Near-30% earnings growth on top of already-strong year-ago numbers is being read by many as confirmation that massive returns on AI capex are arriving – with Q1 2026 as the first installment. That growth and the accompanying margin expansion help quell fears of a dotcom-style bubble. The S&P 500’s trailing P/E is more than a third above its 10-year average, but its forward multiple sits just 10% above the historical trendline – a modest premium that barely accounts for the earnings acceleration now underway.

That acceleration is clearest in profitability: net profit margins for S&P 500 companies recently hit an all-time record of 14.7%, fueled by efficiency gains and AI-driven productivity. Nearly all of that margin expansion belongs to the Technology sector, with some support from Utilities, which benefited from infrastructure modernization and AI-driven grid management. Stock performance tells the same story: Alphabet, NVIDIA, Amazon, Broadcom (AVGO), and Apple (AAPL) have accounted for roughly half of the entire S&P 500’s gain since the beginning of April. Let that sink in: five stocks have pulled as much weight as the other 498 combined – with the rally leaders driving the index 94 times harder than the median name.

Four of those five – excluding Apple, which was driven mainly by reduced tariff fears – are pure AI plays in analysts’ eyes. NVIDIA supplies the GPUs and systems; Google and Amazon capitalize on both the cloud and proprietary silicon; Broadcom builds custom chips for Google and Meta, alongside other AI hardware. The question that has hung over markets since hyperscalers began pouring billions into AI buildout – “where are the returns on that capex?” – is being answered in real time.

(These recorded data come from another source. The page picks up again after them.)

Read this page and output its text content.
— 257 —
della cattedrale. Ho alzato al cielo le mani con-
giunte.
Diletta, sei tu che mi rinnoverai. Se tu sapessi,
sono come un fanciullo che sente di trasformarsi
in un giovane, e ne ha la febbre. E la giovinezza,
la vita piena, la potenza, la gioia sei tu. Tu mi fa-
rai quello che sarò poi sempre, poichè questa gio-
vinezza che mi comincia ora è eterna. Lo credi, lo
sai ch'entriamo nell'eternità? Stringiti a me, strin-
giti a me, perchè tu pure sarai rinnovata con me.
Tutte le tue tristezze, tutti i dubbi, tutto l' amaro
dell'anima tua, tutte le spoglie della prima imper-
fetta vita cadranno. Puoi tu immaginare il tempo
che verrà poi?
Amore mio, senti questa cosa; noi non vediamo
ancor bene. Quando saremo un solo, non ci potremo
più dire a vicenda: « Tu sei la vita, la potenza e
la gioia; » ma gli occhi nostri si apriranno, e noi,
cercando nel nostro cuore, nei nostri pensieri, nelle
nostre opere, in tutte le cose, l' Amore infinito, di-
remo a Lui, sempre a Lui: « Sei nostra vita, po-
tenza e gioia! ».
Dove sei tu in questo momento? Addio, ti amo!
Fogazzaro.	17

The concentration is notable, but the rally in tech – particularly semiconductors – is broad. The S&P 500’s roughly 13% gain since April 1 looks modest next to the 53% surge in the iShares Semiconductor ETF (SOXX), led by Micron (MU) and Intel (INTC). The rally is global: the world’s chip industry has added $3.8 trillion in market cap over the past six weeks, though it is far stronger in the U.S., where advanced-tech companies are concentrated.

Morgan Stanley (MS) estimates that nearly $3 trillion in AI-related infrastructure investment will flow through the global economy by 2028, with more than 80% of that spending still ahead. AI capex is already reshaping markets, and it is clear the technology is no longer just an investment theme – it is a key macro driver of the economy and geopolitics. Prior quarters hinted at AI’s earnings potential; Q1 2026 is the first to confirm it at scale – in growth rates, in margins, in stock performance – and to draw a sharp line between winners and losers on a single test: AI monetization.